The Vulnerability Nobody Mentions
The strategic implications of single-source dependency are enormous. And almost never discussed.
If China were to restrict spare parts for refrigeration equipment — trade disputes, geopolitical realignment, domestic prioritization — Ghana's entire cold chain would begin to degrade within months. Food spoilage would spike. Pharmaceutical storage compromised. Cascading effects on food security, public health, economic stability.
This is not hypothetical. China has used trade restrictions as leverage before — rare earths against Japan, agriculture against Australia, semiconductors against multiple countries. The infrastructure of dependency is already in place. The only question is whether and when it becomes a lever.
Any sector above 50% represents critical single-source vulnerability. Source: Asymmetric Economics customs data analysis.
What The West Got Wrong
Western governments and institutions had decades to build the industrial partnerships China now monopolizes.
They failed. Not through malice. Through arrogance, bureaucracy, and misaligned incentives.
European and American suppliers demanded compliance documentation African buyers couldn't produce. Their banks required risk assessments that made African transactions uneconomical. Their governments talked "partnerships" while cutting export credit programs. Their development agencies funded studies about African industrialization while Chinese companies were building the factories.
The vacuum was filled with remarkable efficiency. There is no EU plan, no US strategy, no coherent Western approach to reclaiming these relationships. The official documents exist. But the customs data tells a different story: the replacement is already complete.
The Game Theory of Dependency
African leaders are not passive victims. They understand perfectly well that their continent has become the prize in a great power competition.
They accept Chinese credit because it comes faster, with fewer conditions, and without governance lectures. Western aid — for prestige and institutional relationships. Russian military partnerships — for security neither China nor the West offers.
Nigeria's attempt to join BRICS is the latest move. An effort to claim agency, raise stakes for all external players. The post-colonial influence system is broken. No single power has filled the vacuum.
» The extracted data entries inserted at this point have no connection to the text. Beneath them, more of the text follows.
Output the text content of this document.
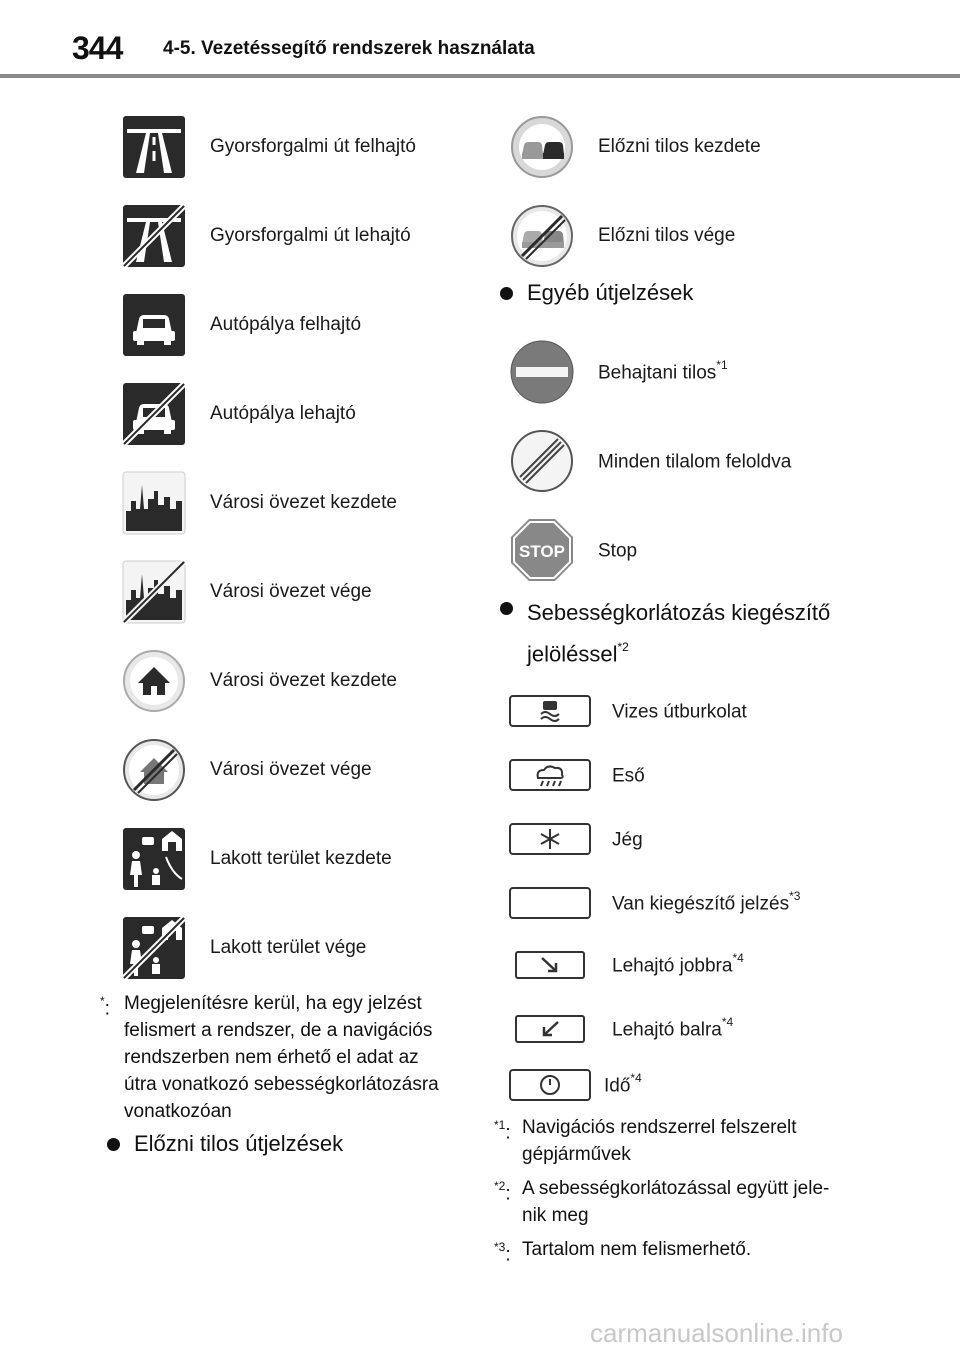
344 4-5. Vezetéssegítő rendszerek használata
Gyorsforgalmi út felhajtó
Gyorsforgalmi út lehajtó
Autópálya felhajtó
Autópálya lehajtó
Városi övezet kezdete
Városi övezet vége
Városi övezet kezdete
Városi övezet vége
Lakott terület kezdete
Lakott terület vége
*: Megjelenítésre kerül, ha egy jelzést
felismert a rendszer, de a navigációs
rendszerben nem érhető el adat az
útra vonatkozó sebességkorlátozásra
vonatkozóan
Előzni tilos útjelzések
Előzni tilos kezdete
Előzni tilos vége
Egyéb útjelzések
Behajtani tilos$^{*1}$
Minden tilalom feloldva
STOP Stop
Sebességkorlátozás kiegészítő
jelöléssel$^{*2}$
Vizes útburkolat
Eső
Jég
Van kiegészítő jelzés$^{*3}$
Lehajtó jobbra$^{*4}$
Lehajtó balra$^{*4}$
Idő$^{*4}$
$^{*1}$: Navigációs rendszerrel felszerelt
gépjárművek
$^{*2}$: A sebességkorlátozással együtt jele-
nik meg
$^{*3}$: Tartalom nem felismerhető.
carmanualsonline.info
African leaders skillfully play stakeholders against each other — China, the EU, the US, Russia — accepting money from all, promising each eternal loyalty. This is not naivety. It is strategy.
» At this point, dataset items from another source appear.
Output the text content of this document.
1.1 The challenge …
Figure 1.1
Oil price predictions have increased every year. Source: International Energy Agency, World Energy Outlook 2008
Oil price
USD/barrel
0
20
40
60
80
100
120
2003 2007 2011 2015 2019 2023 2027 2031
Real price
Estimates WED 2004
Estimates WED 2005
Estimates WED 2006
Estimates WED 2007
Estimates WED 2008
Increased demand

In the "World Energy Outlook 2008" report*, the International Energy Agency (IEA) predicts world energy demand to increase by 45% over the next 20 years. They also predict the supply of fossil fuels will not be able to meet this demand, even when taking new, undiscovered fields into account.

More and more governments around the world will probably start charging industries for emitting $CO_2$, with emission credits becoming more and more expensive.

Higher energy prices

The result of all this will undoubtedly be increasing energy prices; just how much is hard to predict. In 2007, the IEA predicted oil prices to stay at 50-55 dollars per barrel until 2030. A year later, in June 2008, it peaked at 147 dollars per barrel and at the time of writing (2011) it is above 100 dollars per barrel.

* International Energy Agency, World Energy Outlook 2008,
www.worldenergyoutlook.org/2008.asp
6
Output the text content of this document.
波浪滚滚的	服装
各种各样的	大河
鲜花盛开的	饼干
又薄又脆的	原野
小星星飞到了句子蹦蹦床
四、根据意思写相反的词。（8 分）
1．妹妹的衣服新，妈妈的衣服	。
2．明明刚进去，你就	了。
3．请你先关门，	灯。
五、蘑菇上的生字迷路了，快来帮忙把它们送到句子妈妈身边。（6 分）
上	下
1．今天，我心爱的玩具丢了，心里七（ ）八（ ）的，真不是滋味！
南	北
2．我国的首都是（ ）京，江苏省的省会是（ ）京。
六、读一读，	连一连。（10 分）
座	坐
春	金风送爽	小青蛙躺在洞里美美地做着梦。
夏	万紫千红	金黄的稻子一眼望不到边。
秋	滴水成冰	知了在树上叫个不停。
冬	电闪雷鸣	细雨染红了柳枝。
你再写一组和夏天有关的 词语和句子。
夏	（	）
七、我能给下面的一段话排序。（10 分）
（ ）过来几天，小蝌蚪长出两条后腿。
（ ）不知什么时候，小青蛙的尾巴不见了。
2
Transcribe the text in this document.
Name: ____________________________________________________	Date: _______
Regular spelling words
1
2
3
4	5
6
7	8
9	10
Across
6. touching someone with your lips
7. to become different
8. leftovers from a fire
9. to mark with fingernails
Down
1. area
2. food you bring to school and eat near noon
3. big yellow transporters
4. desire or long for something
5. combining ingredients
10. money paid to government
But the customs data suggests that on the ground — at the level of actual machinery, actual supply chains, actual industrial capacity — China has already won the economic competition. Not through grand strategy. Through relentless accumulation of small advantages: lower prices, faster delivery, easier financing, permanent presence through maintenance.
The replacement of Western suppliers is not a trend to be monitored. It is a completed fact to be managed.
The markets are real. The dependency is real. The question is no longer whether China controls West Africa's industrial infrastructure.
The question is what happens when that control becomes leverage.
The markets are real. Your assumptions aren't.